Les arts tekhnê-logiques nous auront donc permis, dans un premier temps, de poser les conditions nécessaires à une observation, à savoir délimiter un champ (avec le risque de la réduction), même si celui-ci se trouve travailler de l'intérieur de problématiques qui lui sont extérieures, et nous ont conduit à mettre en relation les usages avec les représentations, les pratiques avec les discours. Penser la technique du point de vue artistique et, inversement, l'art du point de vue de la technique, sont les deux pôles de notre recherche pour essayer de déterminer, de cet entre-deux, comment les artistes peuvent éventuellement innover dans le domaine des usages liés aux technologies de l’information et de la communication et tenter de comprendre comment les usages en général peuvent être analysés.

La création d’un champ à la fois spécifique et transversal est aussi une manière de se sortir des vieux débats qui opposent les points de vues peu nuancés (les technophobes et les technophiles) et de reconsidérer les catégorisations étanches entre l’art contemporain et les arts technologiques. Ce qui devrait nous éviter le piège d'un déterminisme technique ou, à l’inverse, d'un déterminisme social.

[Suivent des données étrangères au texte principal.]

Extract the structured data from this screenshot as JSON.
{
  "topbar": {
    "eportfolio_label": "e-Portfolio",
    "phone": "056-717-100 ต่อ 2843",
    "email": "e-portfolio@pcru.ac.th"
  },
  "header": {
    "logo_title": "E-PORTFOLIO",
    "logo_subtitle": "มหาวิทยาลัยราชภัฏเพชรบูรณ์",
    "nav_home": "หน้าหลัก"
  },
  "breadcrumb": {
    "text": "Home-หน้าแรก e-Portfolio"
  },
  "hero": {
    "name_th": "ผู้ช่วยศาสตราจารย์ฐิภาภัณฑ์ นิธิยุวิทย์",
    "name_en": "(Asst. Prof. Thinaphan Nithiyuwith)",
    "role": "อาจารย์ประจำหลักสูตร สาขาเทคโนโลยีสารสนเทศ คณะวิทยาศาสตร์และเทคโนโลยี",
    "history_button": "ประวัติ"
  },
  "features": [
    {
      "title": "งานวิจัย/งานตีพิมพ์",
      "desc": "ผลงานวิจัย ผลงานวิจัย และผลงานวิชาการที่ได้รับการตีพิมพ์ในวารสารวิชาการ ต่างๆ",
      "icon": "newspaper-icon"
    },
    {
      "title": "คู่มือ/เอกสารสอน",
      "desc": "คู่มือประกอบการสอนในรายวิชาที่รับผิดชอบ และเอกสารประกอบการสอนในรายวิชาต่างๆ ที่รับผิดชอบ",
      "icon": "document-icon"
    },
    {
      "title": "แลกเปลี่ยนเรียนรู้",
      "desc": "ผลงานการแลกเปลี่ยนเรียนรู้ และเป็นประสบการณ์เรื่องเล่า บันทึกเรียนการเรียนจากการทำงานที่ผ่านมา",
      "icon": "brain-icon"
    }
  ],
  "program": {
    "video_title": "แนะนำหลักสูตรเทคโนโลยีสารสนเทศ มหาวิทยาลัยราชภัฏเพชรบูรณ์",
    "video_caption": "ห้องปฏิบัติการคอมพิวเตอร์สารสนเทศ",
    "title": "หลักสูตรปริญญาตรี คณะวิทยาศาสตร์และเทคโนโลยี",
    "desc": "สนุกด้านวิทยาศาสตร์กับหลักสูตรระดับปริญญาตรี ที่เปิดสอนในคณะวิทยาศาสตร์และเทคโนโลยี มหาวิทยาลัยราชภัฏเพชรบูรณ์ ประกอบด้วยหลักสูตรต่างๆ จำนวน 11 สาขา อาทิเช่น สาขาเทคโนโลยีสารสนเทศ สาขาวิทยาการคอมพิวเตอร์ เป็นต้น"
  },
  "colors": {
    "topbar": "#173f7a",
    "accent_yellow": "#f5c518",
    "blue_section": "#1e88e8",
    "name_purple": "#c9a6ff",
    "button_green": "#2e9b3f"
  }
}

C’est aussi une tentative d’inclure dans l’analyse de l’œuvre d’art, le processus qui a contribué à la créer, c’est-à-dire intégrer la question des usages, pas seulement des spectateurs (avec une théorie de la réception), mais des usages de l’artiste et de ses contributeurs. Cette observation de l’art en action pose problème puisque, généralement, nous arrivons trop tard, lorsque l’œuvre (qu’elle soit éphémère ou non, matérielle ou immatérielle) est déjà là. Ce qui a été le cas avec Crossing Talks, même si nous nous sommes attachés à enquêter sur l’histoire de production de cette installation.

Mais poser la question des usages, c’est ne pas se limiter pour autant à l’observation des pratiques, du faire (ce qui correspond à établir une histoire de production de la conception à sa réalisation), c’est aussi les associer aux représentations, aux postures critiques, à l'imaginaire porté par les acteurs.